The ‘beginning of the end’ of the health-care recession is ‘finally arising,’ Jim Cramer says

FAN Editor

CNBC’s Jim Cramer on Tuesday predicted the health-care business will quickly rebound after the industry fell into a significant downturn for the first time in his lifetime.

“[A]s the country gradually reopens, there are some industries that should do much, much better,” the “Mad Money” host said. “As states start to lift their lockdowns, I think that the beginning of the end for the health-care recession is finally arising.”

The coronavirus pandemic has put a financial strain on hospitals around the country as doctors have cancelled elective procedures and nonessential surgeries to free up resources for Covid-19 hospitalizations. The University of Michigan’s health system, for example, on Tuesday announced it would furlough 1,400 employees and institute a hiring freeze as it faces a $230 million shortfall in fiscal 2020.

Michigan Medicine is not alone, as hundreds of other hospitals, such as Stanford Health Care, have cut back on their staff. The pain is being felt at doctor and dentist practices across the country, Cramer noted.

As government officials turn their attention to relaunching state economies and easing quarantine orders, investors can expect consumer demand to quickly return for medical services such as Botox, which is owned by Allergan, he said.

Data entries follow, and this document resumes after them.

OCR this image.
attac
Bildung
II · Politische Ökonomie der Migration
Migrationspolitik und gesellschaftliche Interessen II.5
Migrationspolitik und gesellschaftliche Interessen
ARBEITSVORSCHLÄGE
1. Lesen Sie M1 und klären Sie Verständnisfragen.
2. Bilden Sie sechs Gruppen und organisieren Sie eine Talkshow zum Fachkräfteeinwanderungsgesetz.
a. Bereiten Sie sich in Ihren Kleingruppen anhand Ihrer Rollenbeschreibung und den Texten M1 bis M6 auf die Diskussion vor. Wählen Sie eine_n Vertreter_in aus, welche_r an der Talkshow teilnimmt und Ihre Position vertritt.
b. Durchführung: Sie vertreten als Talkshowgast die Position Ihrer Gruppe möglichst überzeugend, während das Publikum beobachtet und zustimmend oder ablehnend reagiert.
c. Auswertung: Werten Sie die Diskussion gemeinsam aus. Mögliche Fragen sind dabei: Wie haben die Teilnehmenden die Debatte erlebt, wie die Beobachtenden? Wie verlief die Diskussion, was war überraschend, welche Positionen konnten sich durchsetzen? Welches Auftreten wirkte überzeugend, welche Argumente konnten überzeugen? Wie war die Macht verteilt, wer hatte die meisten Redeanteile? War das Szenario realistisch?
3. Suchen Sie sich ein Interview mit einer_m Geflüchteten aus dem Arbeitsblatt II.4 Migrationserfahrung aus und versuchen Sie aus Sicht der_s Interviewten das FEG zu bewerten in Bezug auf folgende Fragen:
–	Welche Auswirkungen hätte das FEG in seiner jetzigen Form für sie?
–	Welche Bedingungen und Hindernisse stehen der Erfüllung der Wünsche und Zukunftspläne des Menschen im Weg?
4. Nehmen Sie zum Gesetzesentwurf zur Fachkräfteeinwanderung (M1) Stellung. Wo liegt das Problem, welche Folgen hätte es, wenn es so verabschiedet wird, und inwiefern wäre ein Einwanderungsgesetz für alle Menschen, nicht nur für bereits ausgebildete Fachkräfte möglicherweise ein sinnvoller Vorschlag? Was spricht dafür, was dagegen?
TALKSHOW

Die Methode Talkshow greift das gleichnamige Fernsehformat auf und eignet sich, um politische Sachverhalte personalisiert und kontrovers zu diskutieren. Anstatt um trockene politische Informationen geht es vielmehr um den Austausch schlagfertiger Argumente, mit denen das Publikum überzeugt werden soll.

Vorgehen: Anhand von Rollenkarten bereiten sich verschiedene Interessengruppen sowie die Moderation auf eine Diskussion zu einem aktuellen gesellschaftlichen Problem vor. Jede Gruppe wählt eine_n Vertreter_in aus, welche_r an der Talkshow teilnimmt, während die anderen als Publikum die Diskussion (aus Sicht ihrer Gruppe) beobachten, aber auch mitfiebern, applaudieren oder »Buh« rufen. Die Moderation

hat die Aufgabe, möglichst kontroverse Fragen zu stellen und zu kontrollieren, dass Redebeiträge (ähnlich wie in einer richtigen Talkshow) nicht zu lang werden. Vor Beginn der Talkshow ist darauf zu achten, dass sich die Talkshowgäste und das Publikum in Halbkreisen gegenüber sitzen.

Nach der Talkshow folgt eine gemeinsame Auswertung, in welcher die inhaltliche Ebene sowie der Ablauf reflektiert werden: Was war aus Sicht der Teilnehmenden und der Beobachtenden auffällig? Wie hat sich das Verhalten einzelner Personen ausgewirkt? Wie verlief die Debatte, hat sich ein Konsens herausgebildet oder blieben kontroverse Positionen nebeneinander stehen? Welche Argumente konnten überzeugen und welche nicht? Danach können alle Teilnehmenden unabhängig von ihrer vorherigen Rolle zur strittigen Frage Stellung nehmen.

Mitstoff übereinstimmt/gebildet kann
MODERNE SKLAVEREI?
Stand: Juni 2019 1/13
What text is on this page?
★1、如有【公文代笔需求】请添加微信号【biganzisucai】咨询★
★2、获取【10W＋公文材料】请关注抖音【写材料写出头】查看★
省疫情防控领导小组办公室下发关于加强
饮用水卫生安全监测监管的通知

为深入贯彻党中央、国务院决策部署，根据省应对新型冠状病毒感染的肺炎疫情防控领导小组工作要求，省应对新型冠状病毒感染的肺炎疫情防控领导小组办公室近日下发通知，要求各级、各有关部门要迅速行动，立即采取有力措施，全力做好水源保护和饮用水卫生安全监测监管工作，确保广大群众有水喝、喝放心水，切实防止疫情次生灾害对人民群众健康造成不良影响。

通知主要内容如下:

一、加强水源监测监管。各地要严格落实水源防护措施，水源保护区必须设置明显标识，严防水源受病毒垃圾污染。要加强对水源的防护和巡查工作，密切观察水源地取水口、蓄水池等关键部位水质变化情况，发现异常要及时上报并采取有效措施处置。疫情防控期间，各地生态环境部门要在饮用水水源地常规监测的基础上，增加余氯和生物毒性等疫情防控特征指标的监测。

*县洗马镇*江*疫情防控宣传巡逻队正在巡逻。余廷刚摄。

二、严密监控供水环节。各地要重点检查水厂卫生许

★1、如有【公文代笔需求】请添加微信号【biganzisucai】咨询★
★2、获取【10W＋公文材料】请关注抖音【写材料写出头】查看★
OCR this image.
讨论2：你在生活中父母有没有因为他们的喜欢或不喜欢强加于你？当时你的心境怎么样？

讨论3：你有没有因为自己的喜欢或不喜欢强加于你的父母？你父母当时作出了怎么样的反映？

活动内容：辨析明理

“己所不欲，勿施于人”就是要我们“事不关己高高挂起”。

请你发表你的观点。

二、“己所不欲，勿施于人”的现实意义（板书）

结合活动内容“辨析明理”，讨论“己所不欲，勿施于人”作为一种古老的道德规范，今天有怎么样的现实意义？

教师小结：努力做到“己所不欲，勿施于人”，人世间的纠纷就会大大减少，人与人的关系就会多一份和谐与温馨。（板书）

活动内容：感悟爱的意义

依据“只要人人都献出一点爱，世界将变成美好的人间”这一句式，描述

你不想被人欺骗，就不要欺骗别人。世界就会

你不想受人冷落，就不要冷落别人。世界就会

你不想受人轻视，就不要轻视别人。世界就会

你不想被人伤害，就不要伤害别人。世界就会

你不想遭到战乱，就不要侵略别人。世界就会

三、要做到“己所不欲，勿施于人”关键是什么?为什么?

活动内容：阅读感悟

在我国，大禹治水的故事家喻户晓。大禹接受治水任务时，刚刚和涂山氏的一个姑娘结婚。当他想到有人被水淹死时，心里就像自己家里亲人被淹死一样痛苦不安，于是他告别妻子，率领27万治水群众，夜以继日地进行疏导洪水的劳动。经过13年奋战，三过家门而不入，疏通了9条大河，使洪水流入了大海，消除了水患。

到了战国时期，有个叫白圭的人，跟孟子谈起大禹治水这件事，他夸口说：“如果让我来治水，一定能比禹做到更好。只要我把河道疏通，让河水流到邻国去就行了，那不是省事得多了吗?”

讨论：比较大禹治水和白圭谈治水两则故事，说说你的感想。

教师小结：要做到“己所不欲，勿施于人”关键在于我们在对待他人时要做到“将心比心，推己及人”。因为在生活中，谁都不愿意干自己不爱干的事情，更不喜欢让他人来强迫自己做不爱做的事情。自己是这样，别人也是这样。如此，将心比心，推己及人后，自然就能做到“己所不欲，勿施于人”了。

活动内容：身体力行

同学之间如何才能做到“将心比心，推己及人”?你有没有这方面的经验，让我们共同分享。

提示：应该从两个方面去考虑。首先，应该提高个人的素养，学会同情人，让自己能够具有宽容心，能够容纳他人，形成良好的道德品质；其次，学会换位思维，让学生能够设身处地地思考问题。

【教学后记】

AbbVie, which is in the middle of a $63 billion deal to buy the specialty pharmaceutical company, could see a boon in business, thanks to the pent-up demand, Cramer said. Shares of AbbVie as of Tuesday are within $13 of its peak February close before the coronavirus pandemic dropped the market from a bull run to a bear market in about a month.

“But now those dermatologists are opening for business and the pent-up demand is huge, which is exactly what AbbVie’s CEO, Richard Gonzalez, predicted on his excellent conference call last week,” Cramer said.

AbbVie reported a double beat in its first quarter on Friday. The drugmaker saw total revenues grow 10% in the three-month period, but Wall Street expects revenues to decline in the June quarter.

Allergan is set to report earnings next Tuesday. Analysts are expecting Botox sales to be up nearly 5% for the quarter ending in March and to drop double digits in the current quarter, according to FactSet estimates.

The Dow Jones advanced 133 points, or 0.56%, to 23,883.09, while the S&P 500 and Nasdaq Composite both moved about 1% higher in Tuesday’s session.

Stocks continue to rise as investors anticipate the U.S. economy will reopen for business, though restrictions will remain. Cramer warned that those restrictions will be bad for many businesses and may stay in place until a Covid-19 vaccine is available.

“The part of the market that’s working — health care, technology, life sciences, e-commerce — [is] doing so well that it obscures the pain in travel, leisure, banking, industrial, retail [and] restaurants,” he said. “Those losers are still weighing us down, but on a day like today it feels like they simply don’t matter.”

Disclosure: Cramer’s charitable trust owns shares of AbbVie.